If you're someone who answered with the latter, then you are part of the problem.
According to womenshealth.org, sexual coercion is "unwanted sexual activity that happens when you are pressured, tricked, threatened, or forced in a nonphysical way." And it is a very real thing that happens to many unsuspecting men and women. It is often the most overlooked form of sexual assault. It can happen with friends, partners, co-workers -- literally anyone -- and it can be just as conflicting as any other form of sexual assault. It can happen to anyone. It's even happened to me.
I was young and very naive, and this person was someone I considered my best friend. He made me feel great about myself...until he didn't anymore. I remember telling him no to sex quite a few times, and every time he shot back with a different excuse. "Why should we have to wait?" "If you really liked me you would do this for me." Eventually, after a long back-and-forth, I felt guilty and like a complete tease, so I gave in. For a while, I blamed myself.
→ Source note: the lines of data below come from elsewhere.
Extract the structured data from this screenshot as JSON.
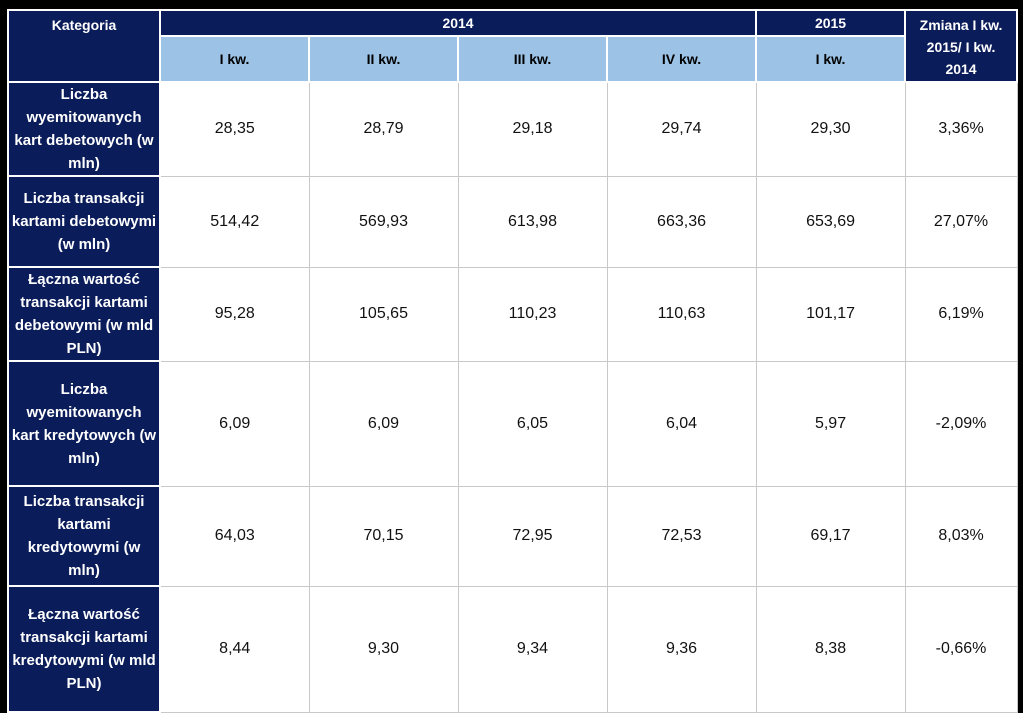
{
  "table": {
    "header": {
      "category": "Kategoria",
      "year_2014": "2014",
      "year_2015": "2015",
      "change": "Zmiana I kw. 2015/ I kw. 2014",
      "quarters_2014": [
        "I kw.",
        "II kw.",
        "III kw.",
        "IV kw."
      ],
      "quarter_2015": "I kw."
    },
    "rows": [
      {
        "label": "Liczba wyemitowanych kart debetowych (w mln)",
        "values": [
          "28,35",
          "28,79",
          "29,18",
          "29,74",
          "29,30"
        ],
        "change": "3,36%"
      },
      {
        "label": "Liczba transakcji kartami debetowymi (w mln)",
        "values": [
          "514,42",
          "569,93",
          "613,98",
          "663,36",
          "653,69"
        ],
        "change": "27,07%"
      },
      {
        "label": "Łączna wartość transakcji kartami debetowymi (w mld PLN)",
        "values": [
          "95,28",
          "105,65",
          "110,23",
          "110,63",
          "101,17"
        ],
        "change": "6,19%"
      },
      {
        "label": "Liczba wyemitowanych kart kredytowych (w mln)",
        "values": [
          "6,09",
          "6,09",
          "6,05",
          "6,04",
          "5,97"
        ],
        "change": "-2,09%"
      },
      {
        "label": "Liczba transakcji kartami kredytowymi (w mln)",
        "values": [
          "64,03",
          "70,15",
          "72,95",
          "72,53",
          "69,17"
        ],
        "change": "8,03%"
      },
      {
        "label": "Łączna wartość transakcji kartami kredytowymi (w mld PLN)",
        "values": [
          "8,44",
          "9,30",
          "9,34",
          "9,36",
          "8,38"
        ],
        "change": "-0,66%"
      }
    ]
  },
  "colors": {
    "header_dark": "#0a1c5a",
    "header_light": "#9cc3e6",
    "frame": "#000000"
  }
}
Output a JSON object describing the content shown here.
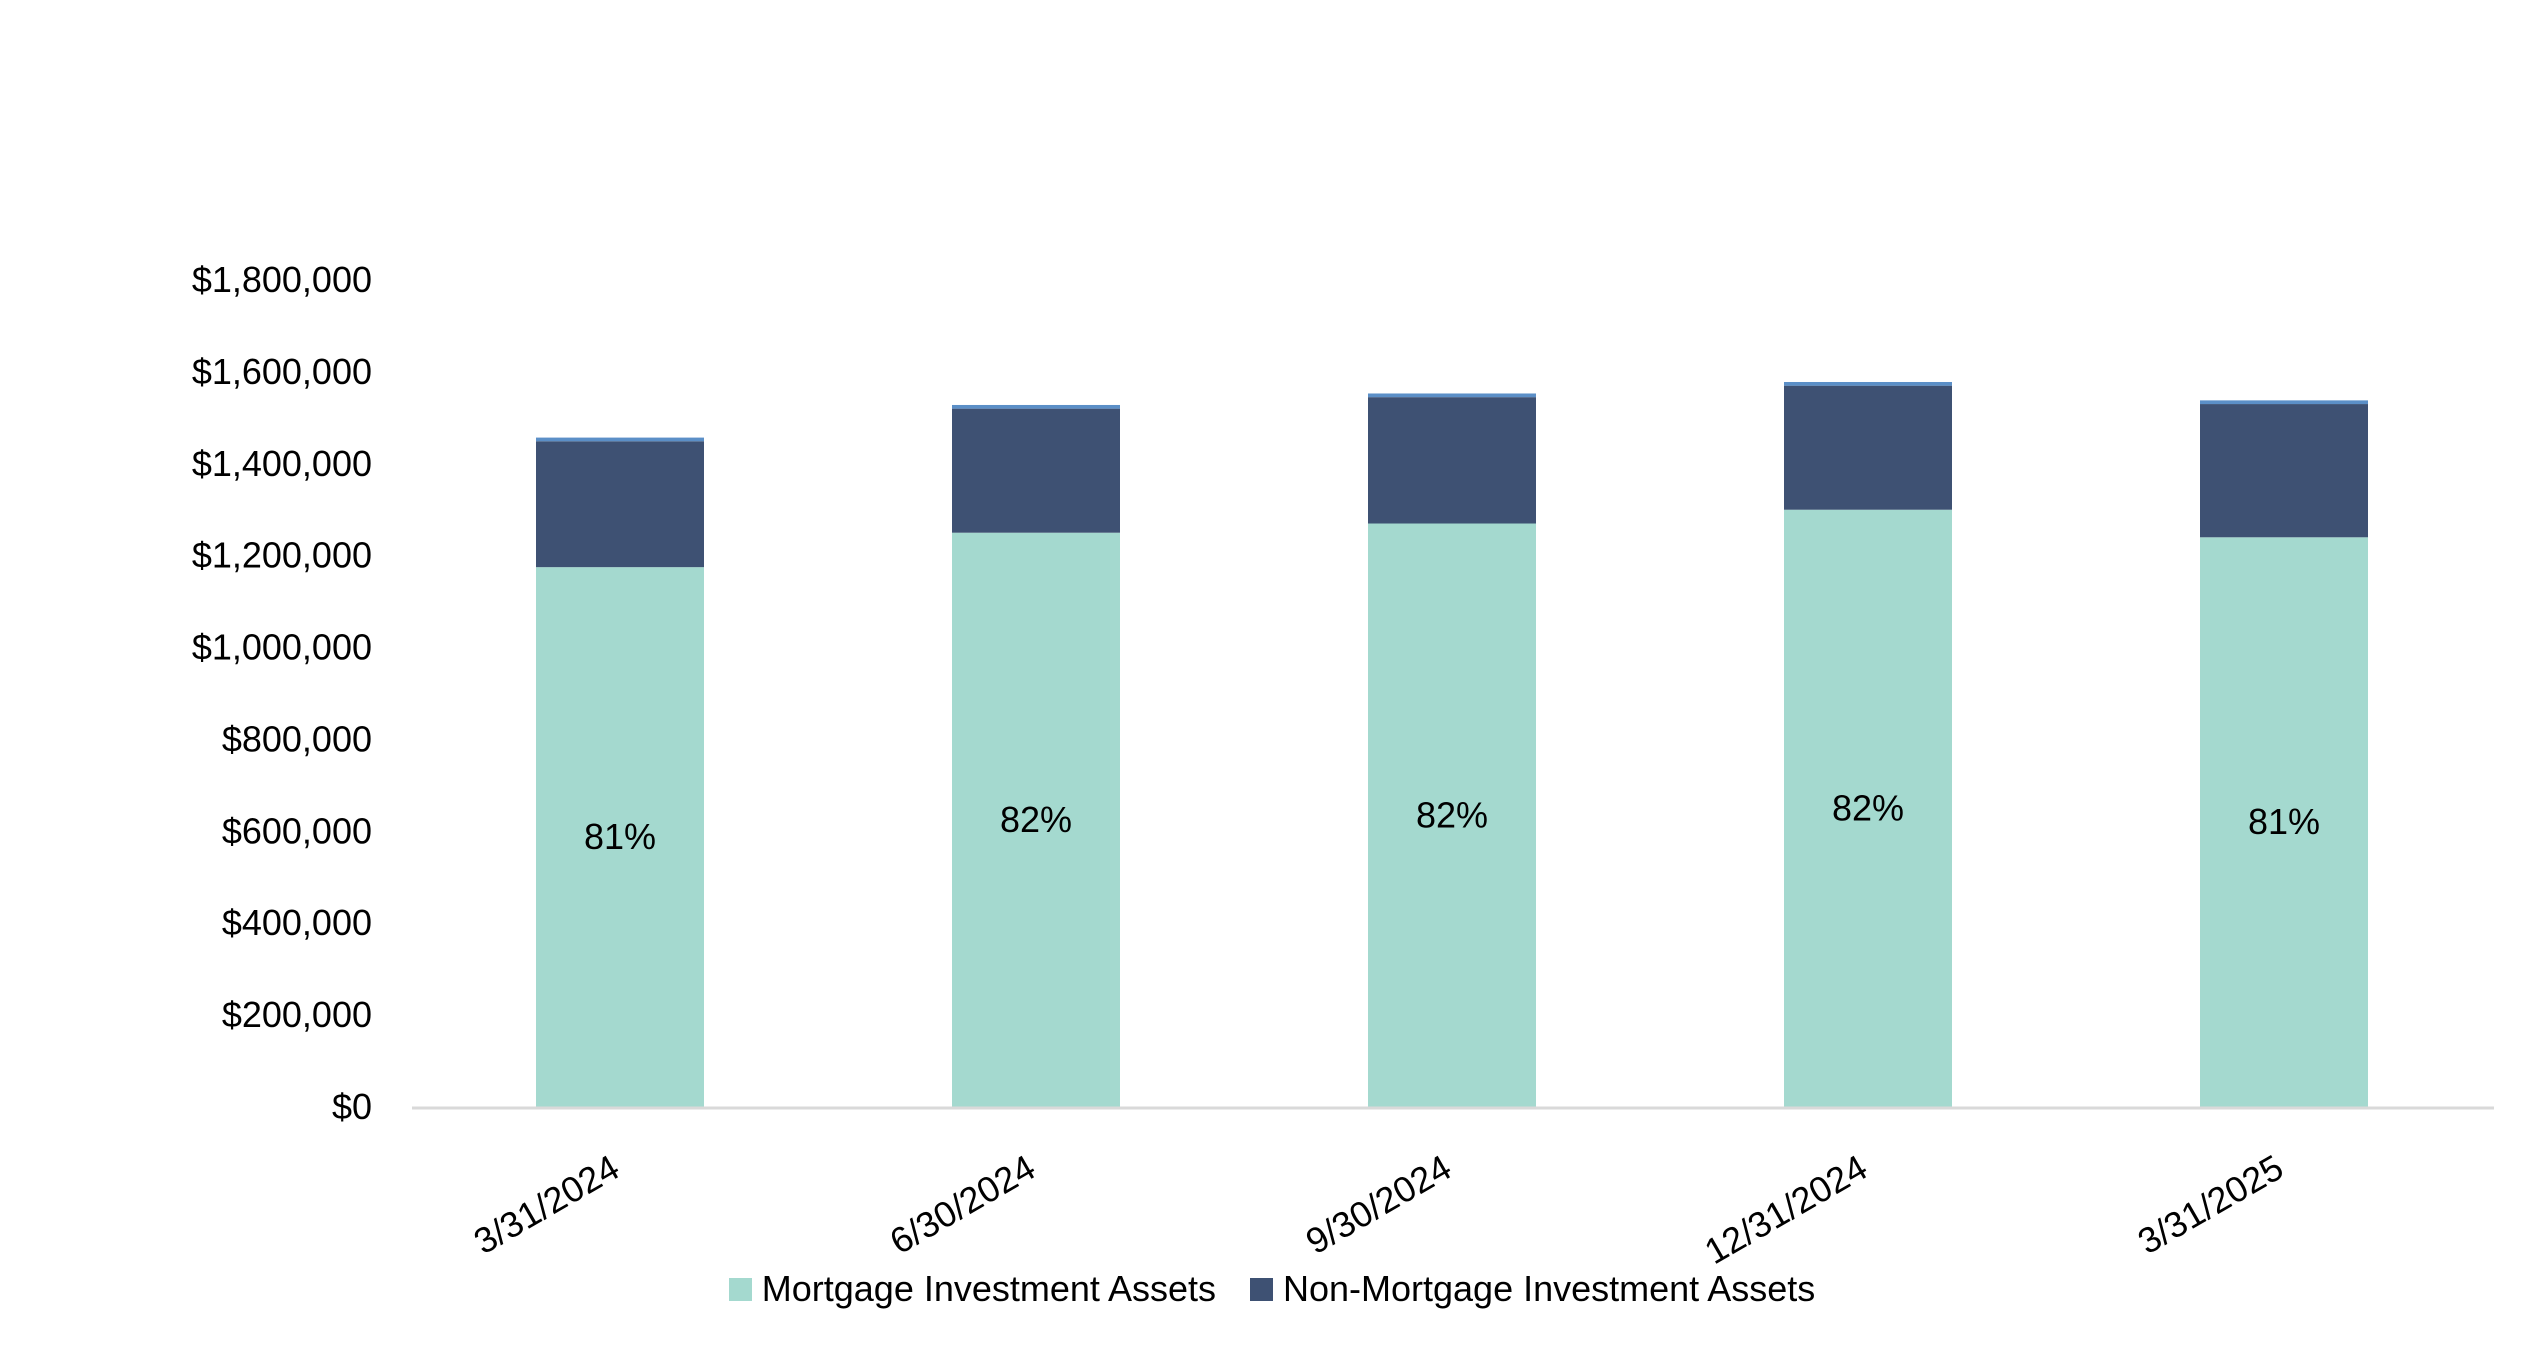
{
  "chart_data": {
    "type": "bar",
    "stacked": true,
    "categories": [
      "3/31/2024",
      "6/30/2024",
      "9/30/2024",
      "12/31/2024",
      "3/31/2025"
    ],
    "series": [
      {
        "name": "Mortgage Investment Assets",
        "color": "#a4d9cf",
        "values": [
          1175000,
          1250000,
          1270000,
          1300000,
          1240000
        ],
        "labels": [
          "81%",
          "82%",
          "82%",
          "82%",
          "81%"
        ]
      },
      {
        "name": "Non-Mortgage Investment Assets",
        "color": "#3e5173",
        "values": [
          274000,
          270000,
          275000,
          270000,
          290000
        ]
      },
      {
        "color": "#5b8fc7",
        "values": [
          8000,
          8000,
          8000,
          8000,
          8000
        ]
      }
    ],
    "yticks": [
      "$0",
      "$200,000",
      "$400,000",
      "$600,000",
      "$800,000",
      "$1,000,000",
      "$1,200,000",
      "$1,400,000",
      "$1,600,000",
      "$1,800,000"
    ],
    "ylim": [
      0,
      1800000
    ],
    "title": "",
    "xlabel": "",
    "ylabel": "",
    "grid": false,
    "legend_position": "bottom-center",
    "axis_color": "#d9d9d9"
  }
}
Now, I know better.
Sexual coercion isn't sex. It is assault. It is rape. Listen when your partner says no. Listen when your partner tells you they don't want to. Even if you've had sex before, it doesn't give you the right to do what you want anyway. Don't be a part of the problem. Help to fix the problem.
And if you've been in my position, don't beat yourself up or blame yourself. None of what you did was your fault. You are not weak. You are not at fault. You are strong, and you will get through this.